Hi. I want to prevent the same event to be triggered more than once to prevent duplicated customer messages etc. According to the documentation we have:

  1. “If two events contain the same id, we won’t process the event multiple times”
  2. “The id must be a ULID

Item 1 is great and is what one would expect to prevent deduplication. I’m just wondering why item 2 is required. One could transform an existing id into a valid ULID, but that’s just additional complexity for apparently no benefit. Can someone clarify ?

Also, what would happen if we generate a ULID using a fixed constant timestamp (or the timestamp for the start of the day) and injecting an existing ID in the randomness part ? That would be a valid ULID. Would that work ?

Thanks in advance.


Best answer by katie_judd 24 March 2023, 19:42

View original

5 replies

Userlevel 2

Hi there! Thanks for posting your question. 😄

Currently we require ULID formatting because ULIDs can be sorted by creation order due to the timestamp that is encoded when it is created. Similar to UUIDs, ULIDs are unique and the possibility of having the same ULID is essentially zero because of this. This helps us ensure that events are only be deduplicated when they’ve occurred at the same time/instance. 

Userlevel 2

To answer the second part of your question - as long as you’re still making sure each ULID is unique you shouldn’t have any issues creating a fixed timestamp per day. 

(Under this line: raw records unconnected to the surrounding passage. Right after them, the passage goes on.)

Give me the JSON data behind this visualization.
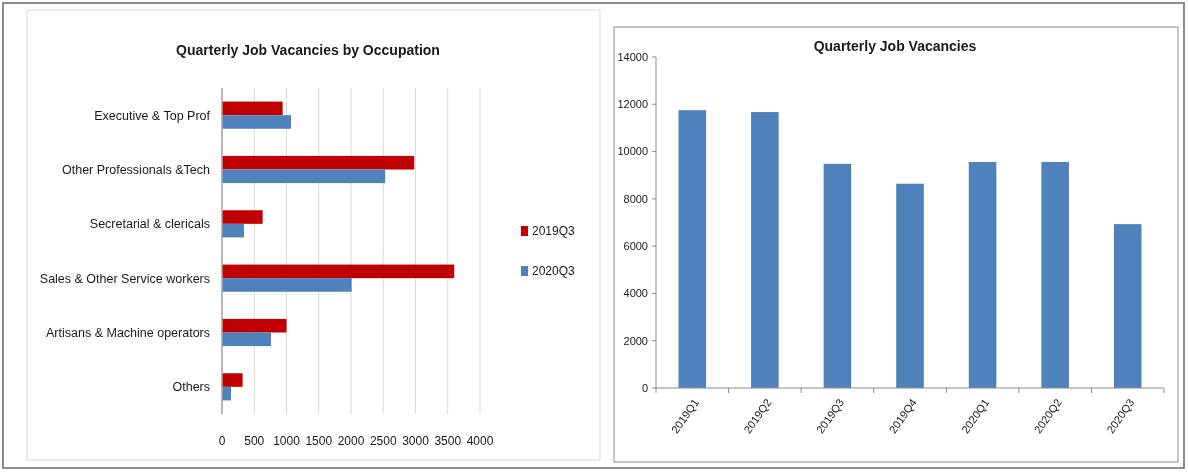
{
  "chart_data": [
    {
      "type": "bar",
      "orientation": "horizontal",
      "title": "Quarterly Job Vacancies by Occupation",
      "categories": [
        "Executive & Top Prof",
        "Other Professionals &Tech",
        "Secretarial & clericals",
        "Sales & Other Service workers",
        "Artisans & Machine operators",
        "Others"
      ],
      "series": [
        {
          "name": "2019Q3",
          "color": "#c00000",
          "values": [
            940,
            2980,
            630,
            3600,
            1000,
            320
          ]
        },
        {
          "name": "2020Q3",
          "color": "#4f81bd",
          "values": [
            1070,
            2530,
            340,
            2010,
            760,
            140
          ]
        }
      ],
      "xlim": [
        0,
        4000
      ],
      "xticks": [
        0,
        500,
        1000,
        1500,
        2000,
        2500,
        3000,
        3500,
        4000
      ],
      "grid": "x",
      "legend": "right"
    },
    {
      "type": "bar",
      "title": "Quarterly Job Vacancies",
      "categories": [
        "2019Q1",
        "2019Q2",
        "2019Q3",
        "2019Q4",
        "2020Q1",
        "2020Q2",
        "2020Q3"
      ],
      "values": [
        11750,
        11670,
        9480,
        8640,
        9560,
        9560,
        6930
      ],
      "color": "#4f81bd",
      "ylim": [
        0,
        14000
      ],
      "yticks": [
        0,
        2000,
        4000,
        6000,
        8000,
        10000,
        12000,
        14000
      ]
    }
  ]
}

Thanks @katie_judd. Does customerio use the ULID-embedded timestamps for some purpose?

Userlevel 2

You’re welcome @ppedruzzi ! We won’t need to utilize those timestamps within the ULID. We require the formatting to add standardization across our deduplication logic and help our users avoid possibly accidentally recreating IDs. 

So considering that the embedded timestamp is not used in any way, it follows that any unique event id compatible with the ULID format should work for event deduplication. Technically, ULID format roughly means 26 alphanumeric string except letters I, L, O, U. Starting with ‘0’ is enough to avoid the 48bit timestamp overflow.

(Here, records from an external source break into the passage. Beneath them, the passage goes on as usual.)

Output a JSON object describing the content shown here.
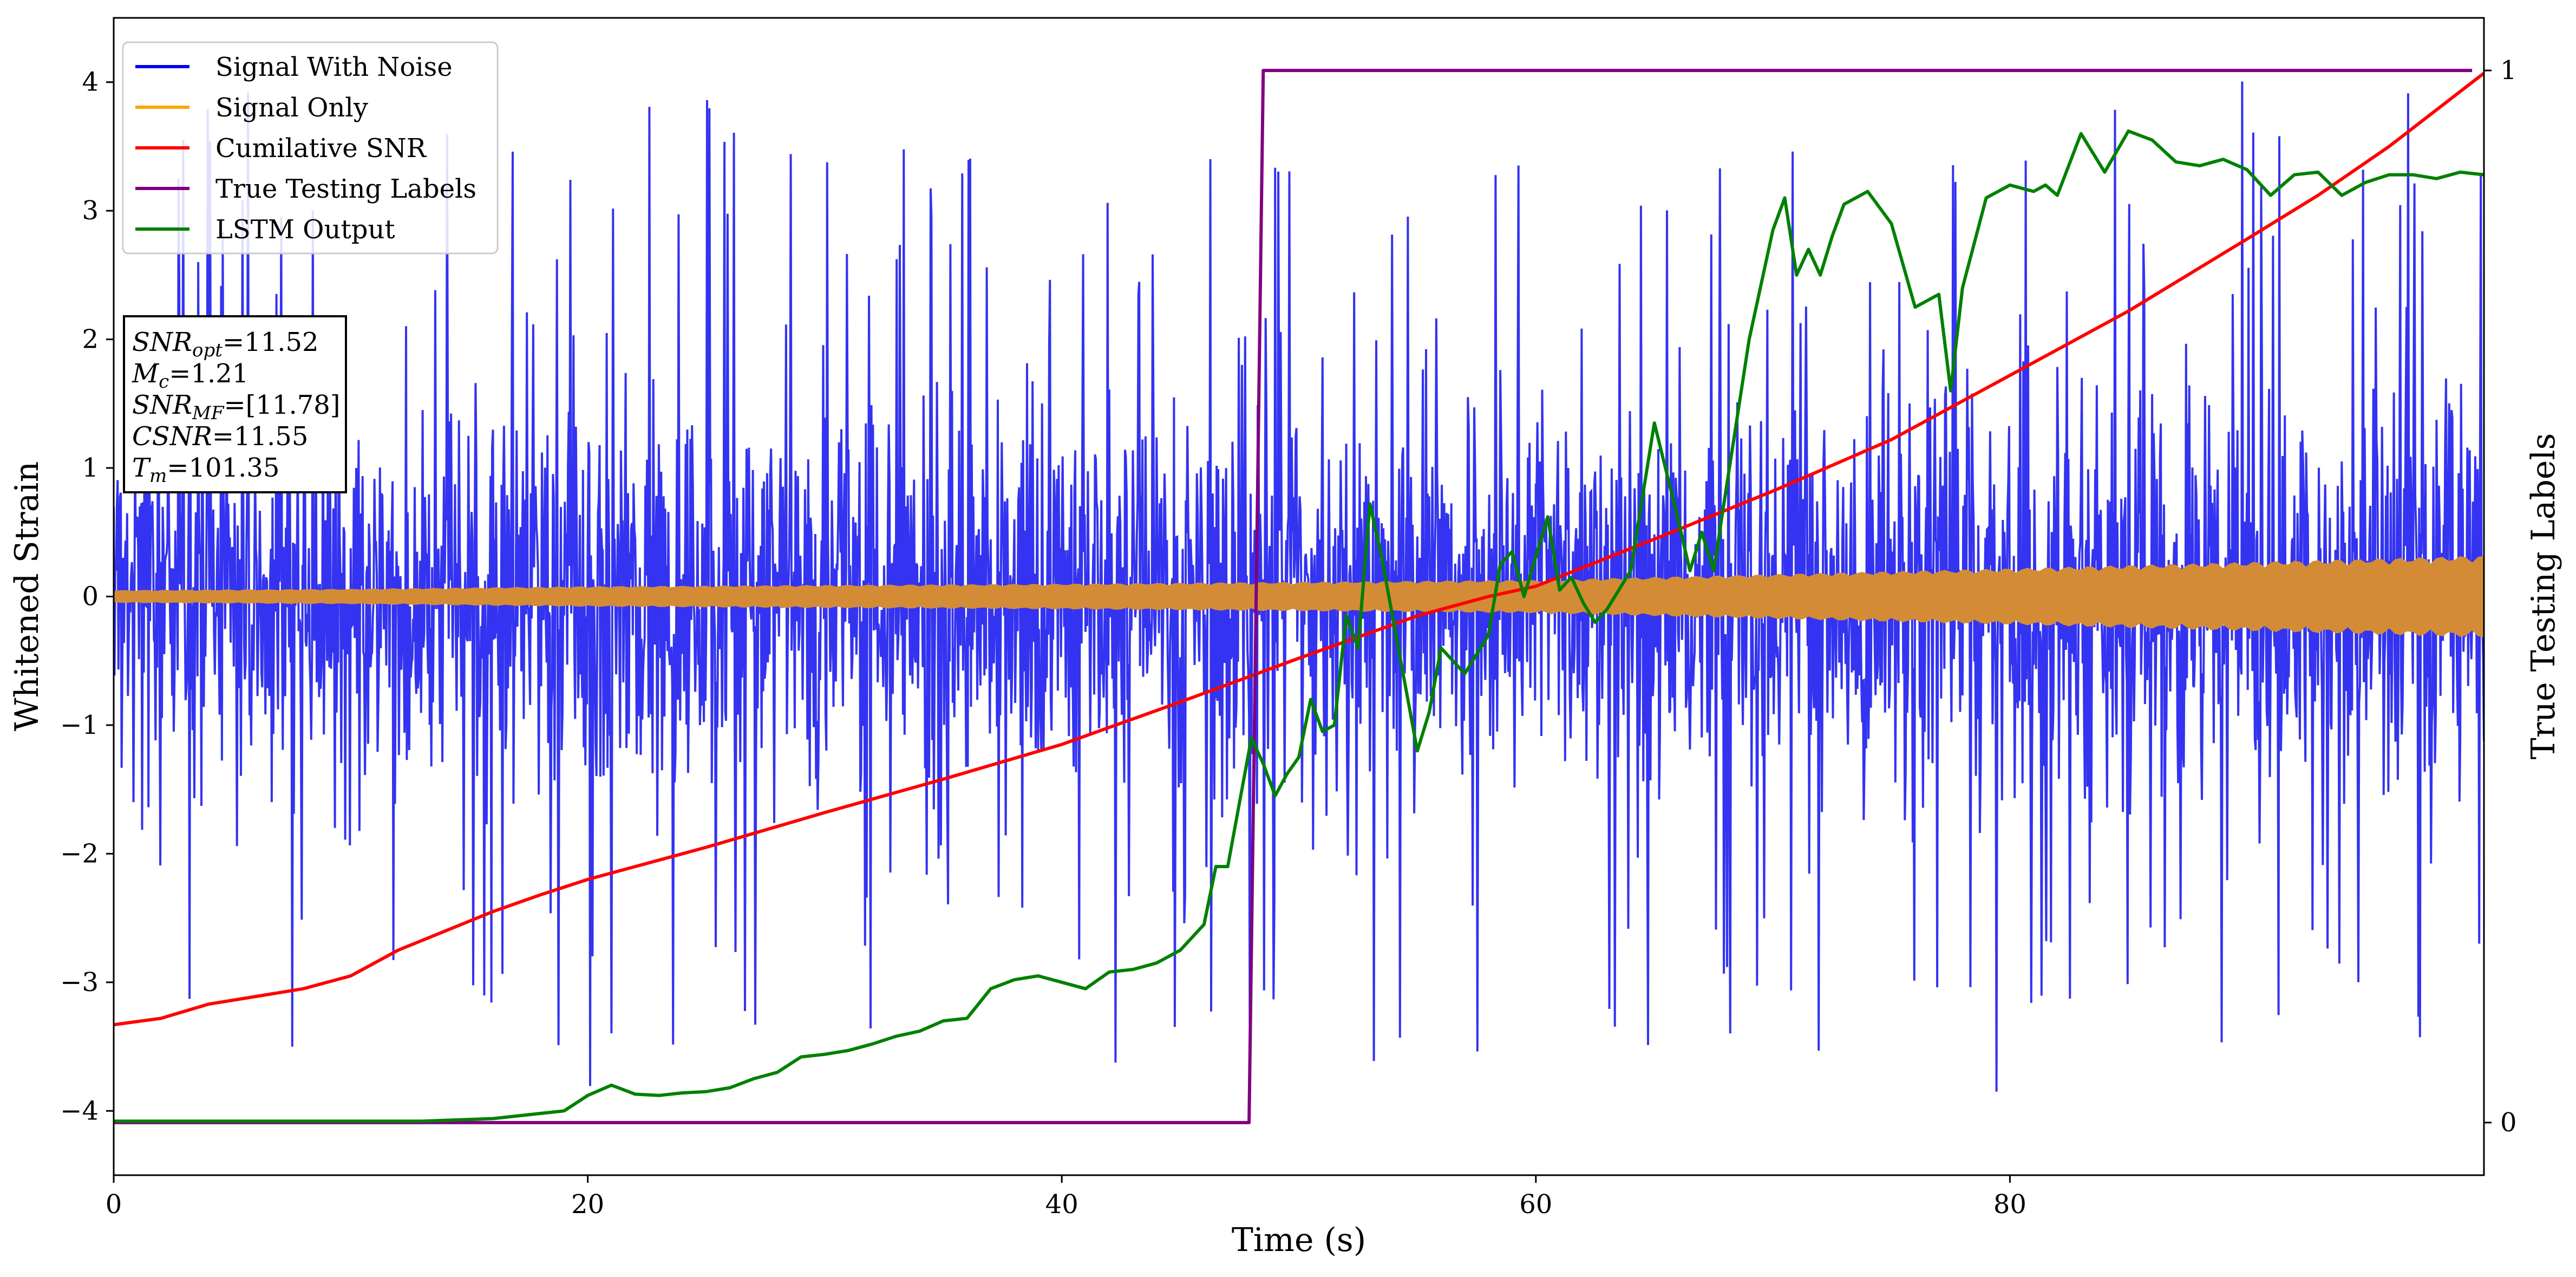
{
  "chart_data": {
    "type": "line",
    "xlabel": "Time (s)",
    "ylabel_left": "Whitened Strain",
    "ylabel_right": "True Testing Labels",
    "xlim": [
      0,
      100
    ],
    "ylim_left": [
      -4.5,
      4.5
    ],
    "ylim_right": [
      -0.05,
      1.05
    ],
    "x_ticks": [
      0,
      20,
      40,
      60,
      80
    ],
    "y_ticks_left": [
      -4,
      -3,
      -2,
      -1,
      0,
      1,
      2,
      3,
      4
    ],
    "y_ticks_right": [
      0,
      1
    ],
    "grid": false,
    "legend_position": "top-left",
    "series": [
      {
        "name": "Signal With Noise",
        "color": "#0000ee",
        "axis": "left",
        "style": "dense noise, mostly within ±2, spikes to about ±4",
        "typical_range": [
          -2.3,
          2.3
        ],
        "extreme_range": [
          -3.85,
          4.1
        ]
      },
      {
        "name": "Signal Only",
        "color": "#ffa500",
        "axis": "left",
        "style": "chirp band whose envelope grows over time",
        "envelope": [
          [
            0,
            0.05
          ],
          [
            10,
            0.06
          ],
          [
            20,
            0.08
          ],
          [
            40,
            0.1
          ],
          [
            60,
            0.13
          ],
          [
            80,
            0.22
          ],
          [
            100,
            0.32
          ]
        ]
      },
      {
        "name": "Cumilative SNR",
        "color": "#ff0000",
        "axis": "left",
        "points": [
          [
            0,
            -3.33
          ],
          [
            2,
            -3.28
          ],
          [
            4,
            -3.17
          ],
          [
            6,
            -3.11
          ],
          [
            8,
            -3.05
          ],
          [
            10,
            -2.95
          ],
          [
            12,
            -2.75
          ],
          [
            14,
            -2.6
          ],
          [
            16,
            -2.45
          ],
          [
            18,
            -2.32
          ],
          [
            20,
            -2.2
          ],
          [
            25,
            -1.95
          ],
          [
            30,
            -1.68
          ],
          [
            35,
            -1.42
          ],
          [
            40,
            -1.15
          ],
          [
            45,
            -0.82
          ],
          [
            50,
            -0.48
          ],
          [
            55,
            -0.15
          ],
          [
            58,
            0.0
          ],
          [
            60,
            0.08
          ],
          [
            63,
            0.3
          ],
          [
            66,
            0.52
          ],
          [
            70,
            0.82
          ],
          [
            75,
            1.22
          ],
          [
            80,
            1.72
          ],
          [
            85,
            2.22
          ],
          [
            90,
            2.78
          ],
          [
            93,
            3.12
          ],
          [
            96,
            3.5
          ],
          [
            100,
            4.07
          ]
        ]
      },
      {
        "name": "True Testing Labels",
        "color": "#800080",
        "axis": "right",
        "points": [
          [
            0,
            0
          ],
          [
            47.9,
            0
          ],
          [
            48.5,
            1
          ],
          [
            99.5,
            1
          ]
        ]
      },
      {
        "name": "LSTM Output",
        "color": "#008000",
        "axis": "left",
        "points": [
          [
            0,
            -4.08
          ],
          [
            13,
            -4.08
          ],
          [
            16,
            -4.06
          ],
          [
            18,
            -4.02
          ],
          [
            19,
            -4.0
          ],
          [
            20,
            -3.88
          ],
          [
            21,
            -3.8
          ],
          [
            22,
            -3.87
          ],
          [
            23,
            -3.88
          ],
          [
            24,
            -3.86
          ],
          [
            25,
            -3.85
          ],
          [
            26,
            -3.82
          ],
          [
            27,
            -3.75
          ],
          [
            28,
            -3.7
          ],
          [
            29,
            -3.58
          ],
          [
            30,
            -3.56
          ],
          [
            31,
            -3.53
          ],
          [
            32,
            -3.48
          ],
          [
            33,
            -3.42
          ],
          [
            34,
            -3.38
          ],
          [
            35,
            -3.3
          ],
          [
            36,
            -3.28
          ],
          [
            37,
            -3.05
          ],
          [
            38,
            -2.98
          ],
          [
            39,
            -2.95
          ],
          [
            40,
            -3.0
          ],
          [
            41,
            -3.05
          ],
          [
            42,
            -2.92
          ],
          [
            43,
            -2.9
          ],
          [
            44,
            -2.85
          ],
          [
            45,
            -2.75
          ],
          [
            46,
            -2.55
          ],
          [
            46.5,
            -2.1
          ],
          [
            47,
            -2.1
          ],
          [
            47.5,
            -1.6
          ],
          [
            48,
            -1.1
          ],
          [
            48.5,
            -1.3
          ],
          [
            49,
            -1.55
          ],
          [
            49.5,
            -1.38
          ],
          [
            50,
            -1.25
          ],
          [
            50.5,
            -0.8
          ],
          [
            51,
            -1.05
          ],
          [
            51.5,
            -1.0
          ],
          [
            52,
            -0.15
          ],
          [
            52.5,
            -0.4
          ],
          [
            53,
            0.72
          ],
          [
            53.5,
            0.3
          ],
          [
            54,
            -0.2
          ],
          [
            55,
            -1.2
          ],
          [
            55.5,
            -0.9
          ],
          [
            56,
            -0.4
          ],
          [
            57,
            -0.6
          ],
          [
            58,
            -0.3
          ],
          [
            58.5,
            0.25
          ],
          [
            59,
            0.35
          ],
          [
            59.5,
            0.0
          ],
          [
            60.5,
            0.62
          ],
          [
            61,
            0.05
          ],
          [
            61.5,
            0.15
          ],
          [
            62,
            -0.05
          ],
          [
            62.5,
            -0.2
          ],
          [
            63,
            -0.1
          ],
          [
            64,
            0.2
          ],
          [
            65,
            1.35
          ],
          [
            66,
            0.6
          ],
          [
            66.5,
            0.2
          ],
          [
            67,
            0.5
          ],
          [
            67.5,
            0.2
          ],
          [
            68,
            0.8
          ],
          [
            69,
            2.0
          ],
          [
            70,
            2.85
          ],
          [
            70.5,
            3.1
          ],
          [
            71,
            2.5
          ],
          [
            71.5,
            2.7
          ],
          [
            72,
            2.5
          ],
          [
            72.5,
            2.8
          ],
          [
            73,
            3.05
          ],
          [
            74,
            3.15
          ],
          [
            75,
            2.9
          ],
          [
            76,
            2.25
          ],
          [
            77,
            2.35
          ],
          [
            77.5,
            1.6
          ],
          [
            78,
            2.4
          ],
          [
            79,
            3.1
          ],
          [
            80,
            3.2
          ],
          [
            81,
            3.15
          ],
          [
            81.5,
            3.2
          ],
          [
            82,
            3.12
          ],
          [
            83,
            3.6
          ],
          [
            84,
            3.3
          ],
          [
            85,
            3.62
          ],
          [
            86,
            3.55
          ],
          [
            87,
            3.38
          ],
          [
            88,
            3.35
          ],
          [
            89,
            3.4
          ],
          [
            90,
            3.32
          ],
          [
            91,
            3.12
          ],
          [
            92,
            3.28
          ],
          [
            93,
            3.3
          ],
          [
            94,
            3.12
          ],
          [
            95,
            3.22
          ],
          [
            96,
            3.28
          ],
          [
            97,
            3.28
          ],
          [
            98,
            3.25
          ],
          [
            99,
            3.3
          ],
          [
            100,
            3.28
          ]
        ]
      }
    ],
    "annotation_lines": [
      {
        "label": "SNR",
        "sub": "opt",
        "value": "=11.52"
      },
      {
        "label": "M",
        "sub": "c",
        "value": "=1.21"
      },
      {
        "label": "SNR",
        "sub": "MF",
        "value": "=[11.78]"
      },
      {
        "label": "CSNR",
        "sub": "",
        "value": "=11.55"
      },
      {
        "label": "T",
        "sub": "m",
        "value": "=101.35"
      }
    ]
  }
}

For instance if one has a unique numeric id of limited length, they can simply wrap it into a ULID compatible string. For example: numeric id 654321 can become ULID id 00000000000000000000654321. Of course the timestamp in this case would be zero (Jan 1st 1970), but it doesn’t matter.

Can you confirm this understanding? If this is correct, it means that although you recommend ULID for event ids, you only enforce ULID format. And it’s actually easier for clients to know that so they can use their existing non-ULID ids.